The board will revisit the issue next week after planning staff has a chance to further explore office space options for the program, including the possibility of retaining the parks Parkside headquarters at 9500 Brunett Ave. next to Sligo Creek Park, which is rented for $1 per year from the school system until it is needed again for future elementary students.
The board also will explore whether the new building should include space for the 16-member parks police department and what to do about parking for police cruisers if it does relocate to Wheaton.
Finally, board members debated whether a 15 percent growth rate is enough to provide future office space in Wheaton. Dreyfuss suggested that the board’s new reality should reflect the fact that the council cut planning department staff to 150 from 180 before the Great Recession hit county finances.
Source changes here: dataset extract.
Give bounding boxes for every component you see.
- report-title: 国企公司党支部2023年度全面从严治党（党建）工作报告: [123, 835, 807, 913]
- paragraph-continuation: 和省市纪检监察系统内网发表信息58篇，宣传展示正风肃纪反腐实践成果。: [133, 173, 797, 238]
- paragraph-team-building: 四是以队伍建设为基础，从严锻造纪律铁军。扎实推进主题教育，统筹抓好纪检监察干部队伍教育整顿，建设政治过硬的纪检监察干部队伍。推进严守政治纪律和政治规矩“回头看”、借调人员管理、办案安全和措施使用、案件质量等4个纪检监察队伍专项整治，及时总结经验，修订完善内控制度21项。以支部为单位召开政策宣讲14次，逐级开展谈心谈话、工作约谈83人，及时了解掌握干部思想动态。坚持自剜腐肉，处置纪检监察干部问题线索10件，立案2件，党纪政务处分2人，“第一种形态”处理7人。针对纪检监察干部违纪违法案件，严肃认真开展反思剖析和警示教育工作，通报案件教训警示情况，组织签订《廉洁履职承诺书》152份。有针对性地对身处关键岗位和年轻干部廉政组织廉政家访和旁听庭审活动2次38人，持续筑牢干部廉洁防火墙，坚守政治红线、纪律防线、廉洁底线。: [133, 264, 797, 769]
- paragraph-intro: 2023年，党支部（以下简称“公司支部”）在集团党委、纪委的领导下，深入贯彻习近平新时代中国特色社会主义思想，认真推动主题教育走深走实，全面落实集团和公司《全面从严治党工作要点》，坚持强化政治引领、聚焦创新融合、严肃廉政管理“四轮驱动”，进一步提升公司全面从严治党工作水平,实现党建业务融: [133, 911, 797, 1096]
But Carrier said that staffing needs and office space requirements will grow quickly once the economy recovers and the planning department has to handle an increase in development applications.
Laurel garden apartments sell for $28 million
Westgate of Laurel, a 218-unit apartment complex built in 1964, sold for $27.9 million, according to CBRE Washington’s Multi-Housing Investment Team, which represented the seller, Westgate Apartments Investors.
Westgate DNB Associates, a subsidiary of Geller Associates of Roseland, N.J., bought the property, which was about 93 percent occupied at closing.
The Baltimore-Washington corridor and the region around Fort Meade, the National Security Agency, Defense Information Systems Agency and the U.S. Cyber Command “have become a magnet for high-tech jobs,” Michael E. Muldowney, CBRE’s executive vice president, said in a news release. “The resulting stability of the workforce continues to pump value and interest into the neighboring real estate market, as exemplified by the acquisition of this attractive asset.”
The 201,704-square-foot complex was updated by the seller with high-end elements, from windows to kitchen finishes, commanding a rental premium over most other local apartments.
The property, which is east of the Interstate 95 interchange with Route 198, sold for $11.3 million in 2000, according to state records.